A good AR headset is insanely difficult to make, an order of magnitude harder than a VR headset. The HoloLens V2 release date was pushed back 1-2 years, because Microsoft couldn’t finish all the fixes and improvements they wanted. Here is a list features that are required of an AR headset, all are exceedingly difficult or even outright impossible with current tech:

Transparent display with a wide FOV (at least 100 degrees), which is also high resolution, high refresh rate, low latency and has almost no ghosting
High resolution “blocking layer” that can stop outside light to prevent ghosting
Small high resolution 3D scanners that can map the world around the user
Tiny computer capable of driving the 3D scanner in real time AND render stereo 3D content AND doesn’t get super hot

When can we expect production-ready AR headsets? I predict 4-5 years, around 2023.

Honorable Mention: Pass-through camera AR

A hybrid approach is the camera pass-through AR. This is essentially a VR headset with one or two cameras, built-in or attached as an add-on.

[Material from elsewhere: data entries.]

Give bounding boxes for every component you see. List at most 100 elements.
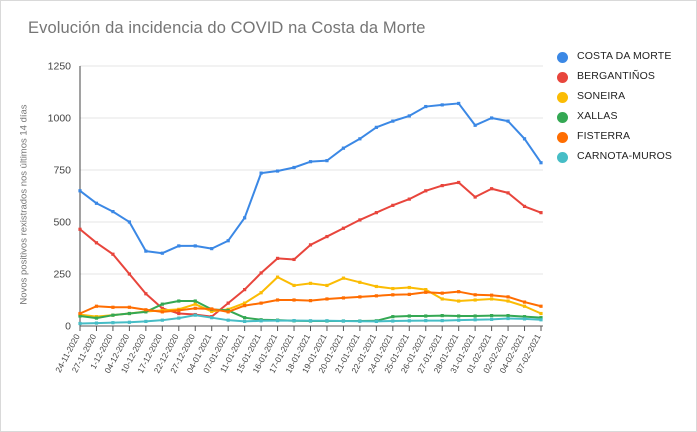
- series-point: [177, 308, 181, 312]
- series-point: [111, 252, 115, 256]
- series-point: [144, 319, 148, 324]
- series-point: [78, 314, 82, 318]
- series-point: [292, 165, 296, 170]
- y-axis-tick-label: 1250: [48, 61, 72, 73]
- series-point: [506, 314, 510, 318]
- legend-item-0[interactable]: COSTA DA MORTE: [557, 50, 695, 63]
- series-point: [144, 310, 148, 314]
- series-point: [490, 293, 494, 297]
- series-point: [539, 318, 543, 322]
- series-point: [407, 285, 411, 290]
- series-point: [210, 309, 214, 314]
- series-point: [391, 203, 395, 207]
- legend-color-swatch-icon: [557, 52, 568, 63]
- series-point: [111, 313, 115, 317]
- series-point: [539, 161, 543, 165]
- series-point: [94, 304, 99, 308]
- series-point: [424, 104, 428, 109]
- series-point: [506, 299, 510, 303]
- series-point: [111, 305, 115, 309]
- legend-color-swatch-icon: [557, 112, 568, 123]
- y-axis-tick-label: 250: [53, 269, 71, 281]
- chart-legend: COSTA DA MORTE BERGANTIÑOS SONEIRA XALLAS FI…: [557, 50, 695, 171]
- series-point: [391, 293, 395, 297]
- series-point: [358, 295, 362, 299]
- series-point: [506, 119, 510, 123]
- series-point: [177, 244, 181, 248]
- series-point: [325, 297, 329, 301]
- series-line-4: [79, 290, 542, 315]
- series-point: [78, 321, 82, 326]
- series-point: [358, 319, 362, 323]
- series-point: [325, 283, 329, 288]
- legend-item-5[interactable]: CARNOTA-MUROS: [557, 150, 695, 163]
- series-point: [292, 257, 296, 262]
- series-point: [160, 302, 164, 306]
- series-point: [407, 292, 411, 296]
- series-point: [473, 314, 477, 318]
- series-point: [325, 159, 329, 163]
- series-point: [391, 319, 395, 323]
- series-point: [440, 314, 444, 318]
- legend-item-2[interactable]: SONEIRA: [557, 90, 695, 103]
- series-point: [341, 296, 346, 300]
- series-point: [243, 216, 247, 220]
- series-point: [78, 189, 82, 193]
- series-point: [127, 320, 131, 324]
- series-point: [243, 304, 247, 308]
- series-line-1: [79, 181, 542, 318]
- legend-color-swatch-icon: [557, 152, 568, 163]
- series-point: [358, 280, 362, 284]
- series-point: [506, 295, 510, 299]
- series-point: [424, 318, 428, 323]
- series-point: [341, 319, 346, 323]
- legend-item-3[interactable]: XALLAS: [557, 110, 695, 123]
- series-point: [226, 318, 230, 322]
- series-point: [522, 300, 527, 304]
- series-point: [440, 297, 444, 301]
- series-point: [391, 315, 395, 319]
- series-point: [374, 211, 378, 215]
- series-point: [144, 249, 148, 253]
- y-axis-tick-label: 1000: [48, 113, 72, 125]
- series-point: [407, 319, 411, 323]
- y-axis-tick-label: 500: [53, 217, 71, 229]
- series-point: [506, 316, 510, 321]
- y-axis-tick-label: 750: [53, 165, 71, 177]
- series-point: [308, 160, 313, 164]
- legend-item-label: FISTERRA: [577, 130, 631, 142]
- series-point: [275, 275, 280, 279]
- legend-item-label: BERGANTIÑOS: [577, 70, 656, 82]
- series-point: [424, 189, 428, 193]
- series-point: [522, 315, 527, 319]
- series-point: [259, 271, 263, 275]
- legend-item-label: SONEIRA: [577, 90, 626, 102]
- series-point: [243, 319, 247, 324]
- series-point: [292, 318, 296, 323]
- series-point: [473, 318, 477, 322]
- series-point: [226, 239, 230, 243]
- series-point: [522, 204, 527, 208]
- series-point: [490, 297, 494, 301]
- legend-color-swatch-icon: [557, 132, 568, 143]
- legend-color-swatch-icon: [557, 92, 568, 103]
- series-point: [210, 307, 214, 311]
- series-point: [374, 125, 378, 129]
- series-point: [94, 321, 99, 325]
- series-point: [275, 256, 280, 260]
- series-point: [424, 288, 428, 292]
- series-point: [440, 184, 444, 188]
- legend-item-label: COSTA DA MORTE: [577, 50, 672, 62]
- series-point: [374, 319, 378, 324]
- series-point: [193, 313, 197, 317]
- series-point: [160, 251, 164, 255]
- series-point: [457, 101, 461, 106]
- series-point: [111, 210, 115, 214]
- legend-item-4[interactable]: FISTERRA: [557, 130, 695, 143]
- legend-item-1[interactable]: BERGANTIÑOS: [557, 70, 695, 83]
- series-point: [308, 243, 313, 247]
- series-point: [539, 211, 543, 215]
- series-point: [275, 169, 280, 173]
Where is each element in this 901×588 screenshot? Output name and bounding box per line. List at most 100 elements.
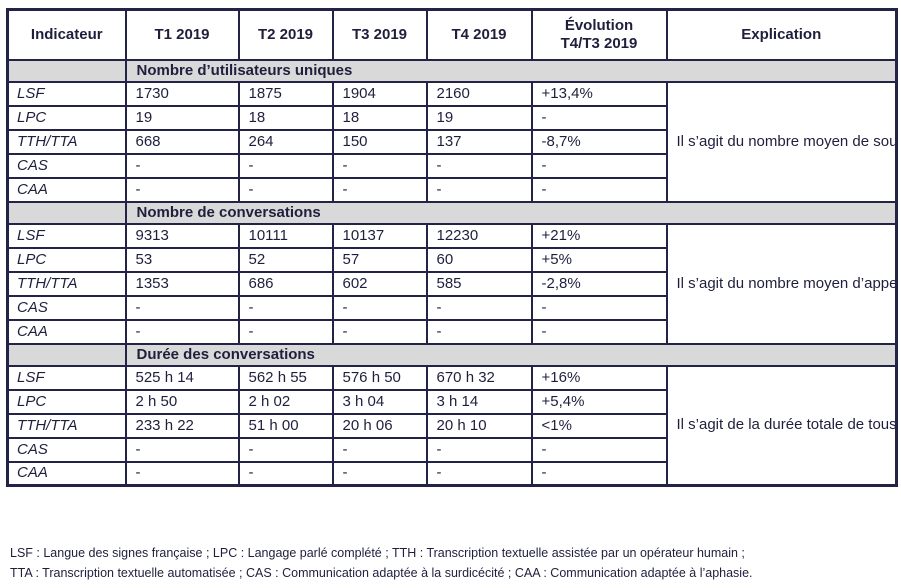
value-cell: -: [124, 460, 240, 487]
row-label: LPC: [6, 388, 127, 415]
section-blank-cell: [6, 200, 127, 225]
value-cell: 52: [237, 246, 334, 273]
value-cell: 1875: [237, 80, 334, 107]
value-cell: 19: [425, 104, 533, 131]
section-title: Durée des conversations: [124, 342, 898, 367]
value-cell: -: [331, 294, 428, 321]
value-cell: 18: [331, 104, 428, 131]
value-cell: 562 h 55: [237, 364, 334, 391]
value-cell: 585: [425, 270, 533, 297]
value-cell: -: [237, 436, 334, 463]
evolution-cell: +13,4%: [530, 80, 668, 107]
value-cell: -: [425, 318, 533, 345]
col-header-t3-2019: T3 2019: [331, 8, 428, 61]
table-header: Indicateur T1 2019 T2 2019 T3 2019 T4 20…: [6, 8, 898, 61]
table-row: LSF 525 h 14 562 h 55 576 h 50 670 h 32 +16% I…: [6, 364, 898, 487]
row-label: CAS: [6, 294, 127, 321]
value-cell: 264: [237, 128, 334, 155]
table-row: TTH/TTA 668 264 150 137 -8,7%: [6, 128, 897, 155]
table-row: CAS - - - - -: [6, 436, 897, 463]
value-cell: -: [331, 460, 428, 487]
evolution-cell: -: [530, 294, 668, 321]
col-header-indicateur: Indicateur: [6, 8, 127, 61]
row-label: CAS: [6, 436, 127, 463]
table-row: LSF 1730 1875 1904 2160 +13,4% Il s’agit du no…: [6, 80, 898, 203]
evolution-cell: +16%: [530, 364, 668, 391]
col-header-t4-2019: T4 2019: [425, 8, 533, 61]
table-row: CAA - - - - -: [6, 176, 897, 203]
section-header-row: Durée des conversations: [6, 342, 898, 367]
value-cell: 525 h 14: [124, 364, 240, 391]
table-row: LSF 9313 10111 10137 12230 +21% Il s’agit du n…: [6, 222, 898, 345]
col-header-evolution-line1: Évolution: [564, 16, 634, 34]
evolution-cell: -: [530, 176, 668, 203]
evolution-cell: -8,7%: [530, 128, 668, 155]
section-header-row: Nombre de conversations: [6, 200, 898, 225]
value-cell: -: [124, 294, 240, 321]
value-cell: 19: [124, 104, 240, 131]
value-cell: 686: [237, 270, 334, 297]
value-cell: 1904: [331, 80, 428, 107]
value-cell: -: [237, 152, 334, 179]
value-cell: -: [237, 318, 334, 345]
evolution-cell: -: [530, 436, 668, 463]
evolution-cell: +5,4%: [530, 388, 668, 415]
evolution-cell: -2,8%: [530, 270, 668, 297]
section-blank-cell: [6, 342, 127, 367]
value-cell: 20 h 06: [331, 412, 428, 439]
footnote-line-2: TTA : Transcription textuelle automatisé…: [10, 565, 753, 580]
table-row: LPC 53 52 57 60 +5%: [6, 246, 897, 273]
row-label: TTH/TTA: [6, 412, 127, 439]
value-cell: 18: [237, 104, 334, 131]
value-cell: 10137: [331, 222, 428, 249]
value-cell: -: [331, 436, 428, 463]
row-label: LSF: [6, 80, 127, 107]
value-cell: 12230: [425, 222, 533, 249]
table-row: LPC 19 18 18 19-: [6, 104, 897, 131]
explication-cell: Il s’agit de la durée totale de tous les…: [665, 364, 898, 487]
evolution-cell: -: [530, 152, 668, 179]
value-cell: -: [425, 436, 533, 463]
value-cell: 2 h 02: [237, 388, 334, 415]
evolution-cell: -: [530, 318, 668, 345]
footnote: LSF : Langue des signes française ; LPC …: [10, 544, 890, 583]
row-label: LSF: [6, 364, 127, 391]
value-cell: 9313: [124, 222, 240, 249]
table-body: Nombre d’utilisateurs uniques LSF 1730 1875…: [6, 58, 898, 487]
value-cell: 20 h 10: [425, 412, 533, 439]
value-cell: -: [124, 152, 240, 179]
section-header-row: Nombre d’utilisateurs uniques: [6, 58, 898, 83]
value-cell: 668: [124, 128, 240, 155]
value-cell: -: [237, 294, 334, 321]
table-row: CAA - - - - -: [6, 460, 897, 487]
evolution-cell: -: [530, 104, 668, 131]
value-cell: 576 h 50: [331, 364, 428, 391]
row-label: TTH/TTA: [6, 270, 127, 297]
table-row: LPC 2 h 50 2 h 02 3 h 04 3 h 14 +5,4%: [6, 388, 897, 415]
explication-cell: Il s’agit du nombre moyen d’appels émis …: [665, 222, 898, 345]
value-cell: 3 h 14: [425, 388, 533, 415]
value-cell: 670 h 32: [425, 364, 533, 391]
row-label: LPC: [6, 246, 127, 273]
value-cell: -: [237, 460, 334, 487]
footnote-line-1: LSF : Langue des signes française ; LPC …: [10, 546, 745, 560]
value-cell: -: [425, 176, 533, 203]
value-cell: -: [331, 176, 428, 203]
section-title: Nombre d’utilisateurs uniques: [124, 58, 898, 83]
value-cell: 1730: [124, 80, 240, 107]
value-cell: 2160: [425, 80, 533, 107]
value-cell: 10111: [237, 222, 334, 249]
row-label: LPC: [6, 104, 127, 131]
value-cell: 53: [124, 246, 240, 273]
value-cell: 150: [331, 128, 428, 155]
section-blank-cell: [6, 58, 127, 83]
col-header-t2-2019: T2 2019: [237, 8, 334, 61]
value-cell: -: [124, 176, 240, 203]
row-label: LSF: [6, 222, 127, 249]
value-cell: -: [425, 460, 533, 487]
evolution-cell: +21%: [530, 222, 668, 249]
explication-cell: Il s’agit du nombre moyen de souscripteu…: [665, 80, 898, 203]
table-row: CAS - - - - -: [6, 294, 897, 321]
value-cell: 137: [425, 128, 533, 155]
value-cell: 602: [331, 270, 428, 297]
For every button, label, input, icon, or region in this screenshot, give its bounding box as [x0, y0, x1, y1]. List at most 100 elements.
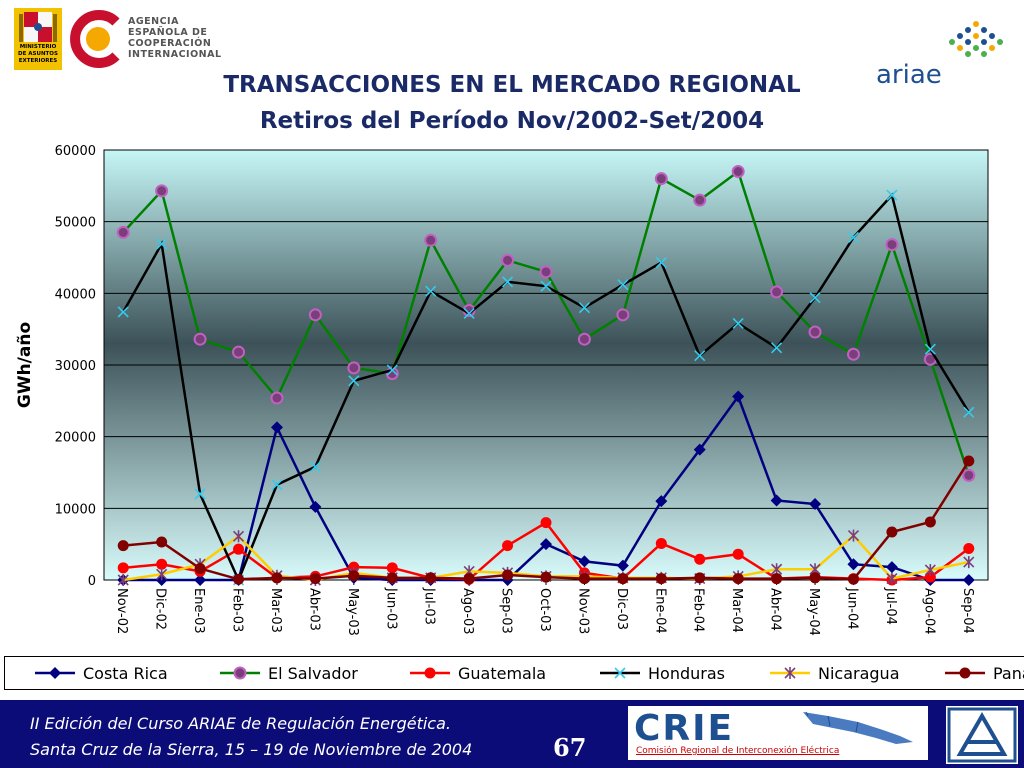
- crie-logo-text: CRIE: [634, 708, 734, 746]
- legend-entry: Nicaragua: [770, 664, 900, 683]
- data-point: [963, 406, 975, 418]
- ariae-dots-icon: [949, 21, 1003, 57]
- data-point: [156, 238, 168, 250]
- chart-subtitle: Retiros del Período Nov/2002-Set/2004: [259, 108, 765, 134]
- data-point: [655, 573, 667, 585]
- x-tick-label: Jun-04: [844, 587, 859, 630]
- chart-legend: Costa Rica El Salvador Guatemala Honduras Ni…: [4, 656, 1024, 690]
- data-point: [233, 573, 245, 585]
- data-point: [732, 573, 744, 585]
- data-point: [386, 572, 398, 584]
- agency-line: ESPAÑOLA DE: [128, 27, 208, 38]
- legend-label: El Salvador: [268, 664, 358, 683]
- y-axis-label: GWh/año: [15, 322, 35, 408]
- footer-location: Santa Cruz de la Sierra, 15 – 19 de Novi…: [30, 740, 473, 759]
- x-tick-label: Ene-03: [191, 588, 206, 634]
- data-point: [540, 571, 552, 583]
- legend-label: Costa Rica: [83, 664, 168, 683]
- data-point: [617, 573, 629, 585]
- data-point: [924, 571, 936, 583]
- data-point: [309, 461, 321, 473]
- data-point: [784, 667, 796, 679]
- data-point: [156, 568, 168, 581]
- data-point: [117, 306, 129, 318]
- aeci-c-icon: [70, 10, 120, 68]
- institution-seal: [946, 706, 1018, 764]
- data-point: [463, 573, 475, 585]
- data-point: [309, 573, 321, 585]
- legend-label: Honduras: [648, 664, 725, 683]
- data-point: [809, 572, 821, 584]
- data-point: [233, 666, 247, 680]
- data-point: [424, 667, 436, 679]
- data-point: [886, 526, 898, 538]
- legend-entry: El Salvador: [220, 664, 358, 683]
- data-point: [809, 292, 821, 304]
- data-point: [117, 540, 129, 552]
- data-point: [655, 537, 667, 549]
- data-point: [693, 443, 706, 456]
- page-number: 67: [553, 733, 587, 762]
- data-point: [924, 563, 936, 576]
- data-point: [694, 572, 706, 584]
- x-tick-label: Nov-03: [575, 588, 590, 634]
- data-point: [617, 279, 629, 291]
- data-point: [578, 573, 590, 585]
- data-point: [193, 332, 207, 346]
- data-point: [694, 350, 706, 362]
- x-tick-label: Dic-02: [153, 588, 168, 630]
- y-tick-label: 10000: [55, 502, 96, 517]
- data-point: [886, 572, 898, 585]
- data-point: [348, 570, 360, 582]
- data-point: [425, 572, 437, 584]
- data-point: [732, 548, 744, 560]
- data-point: [540, 280, 552, 292]
- data-point: [540, 517, 552, 529]
- data-point: [770, 285, 784, 299]
- data-point: [194, 488, 206, 500]
- x-tick-label: Mar-03: [268, 588, 283, 633]
- x-tick-label: Ene-04: [652, 588, 667, 634]
- data-point: [693, 193, 707, 207]
- data-point: [578, 555, 591, 568]
- data-point: [731, 165, 745, 178]
- data-point: [308, 308, 322, 322]
- data-point: [117, 574, 129, 586]
- data-point: [347, 361, 361, 375]
- data-point: [771, 342, 783, 354]
- data-point: [501, 253, 515, 267]
- legend-label: Nicaragua: [818, 664, 900, 683]
- data-point: [809, 498, 822, 511]
- data-point: [847, 529, 860, 542]
- chart-title: TRANSACCIONES EN EL MERCADO REGIONAL: [223, 72, 801, 98]
- crie-map-icon: CRIE: [634, 708, 913, 749]
- data-point: [424, 233, 438, 247]
- data-point: [271, 572, 283, 584]
- data-point: [463, 307, 475, 319]
- slide-footer: II Edición del Curso ARIAE de Regulación…: [0, 700, 1024, 768]
- data-point: [309, 500, 322, 513]
- data-point: [924, 516, 936, 528]
- line-chart: 0 10000 20000 30000 40000 50000 60000 Nov-02 Di…: [15, 144, 989, 636]
- x-tick-label: Jul-04: [883, 587, 898, 625]
- data-point: [963, 455, 975, 467]
- data-point: [694, 553, 706, 565]
- data-point: [502, 569, 514, 581]
- data-point: [270, 391, 284, 405]
- data-point: [577, 332, 591, 346]
- data-point: [771, 573, 783, 585]
- data-point: [156, 536, 168, 548]
- crie-logo: CRIE Comisión Regional de Interconexión …: [628, 706, 928, 760]
- y-tick-label: 40000: [55, 287, 96, 302]
- x-tick-label: Abr-03: [306, 588, 321, 631]
- slide-header: MINISTERIO DE ASUNTOS EXTERIORES AGENCIA…: [0, 0, 1024, 145]
- data-point: [232, 345, 246, 359]
- y-tick-label: 0: [88, 574, 96, 589]
- data-point: [539, 265, 553, 279]
- data-point: [194, 563, 206, 575]
- data-point: [847, 558, 860, 571]
- data-point: [232, 530, 245, 543]
- data-point: [116, 225, 130, 239]
- legend-entry: Costa Rica: [35, 664, 168, 683]
- x-tick-label: Nov-02: [114, 588, 129, 634]
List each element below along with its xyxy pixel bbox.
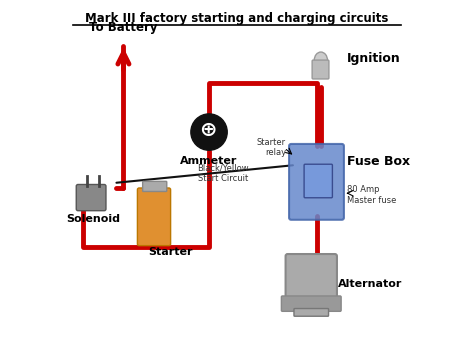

Two examples are the MergeVR and the Zed Mini, which I reviewed here.

On paper, this is the best of both worlds. AR without the complexity of transparent displays. However, the concept is fundamentally flawed:

Cameras have latency. They need to capture an image, digitize it, send it to the display. This doesn’t take long, in any other application you’ll be hard pressed to even notice it. Not in VR though. Anything over 20ms latency will make people really sick really fast. I did a few experiments with Vuforia and pass-through AR and I literally had to tear the headset off my face after 10 seconds, it was so nauseating.
Unlike your eyes, the cameras are located outside the headset. That means they don’t move like your eyes do, when you move your head. This is a small difference but it’s noticeable and it makes everything seem very weird. This too will make most people sick.

Conclusion

VR looks underwhelming in video but is amazing in real-life, AR looks amazing in video but is underwhelming in real-life.

I’m super excited about AR and I think it will disrupt so many industries in the near future, but we are not quite there yet. Currently AR has two uses:

To generate snazzy video and gain some PR. “Look at our engineers using HoloLens to design cars!” which is removed after filming and never touched again.
As a gimmicky crowd-pleaser. Nothing wrong with a good gimmick, as long as that’s your goal. It puts a smile on people’s faces just don’t expect them to remain engaged for more than a few minutes.

I’m still waiting for my AR headset. And jetpack.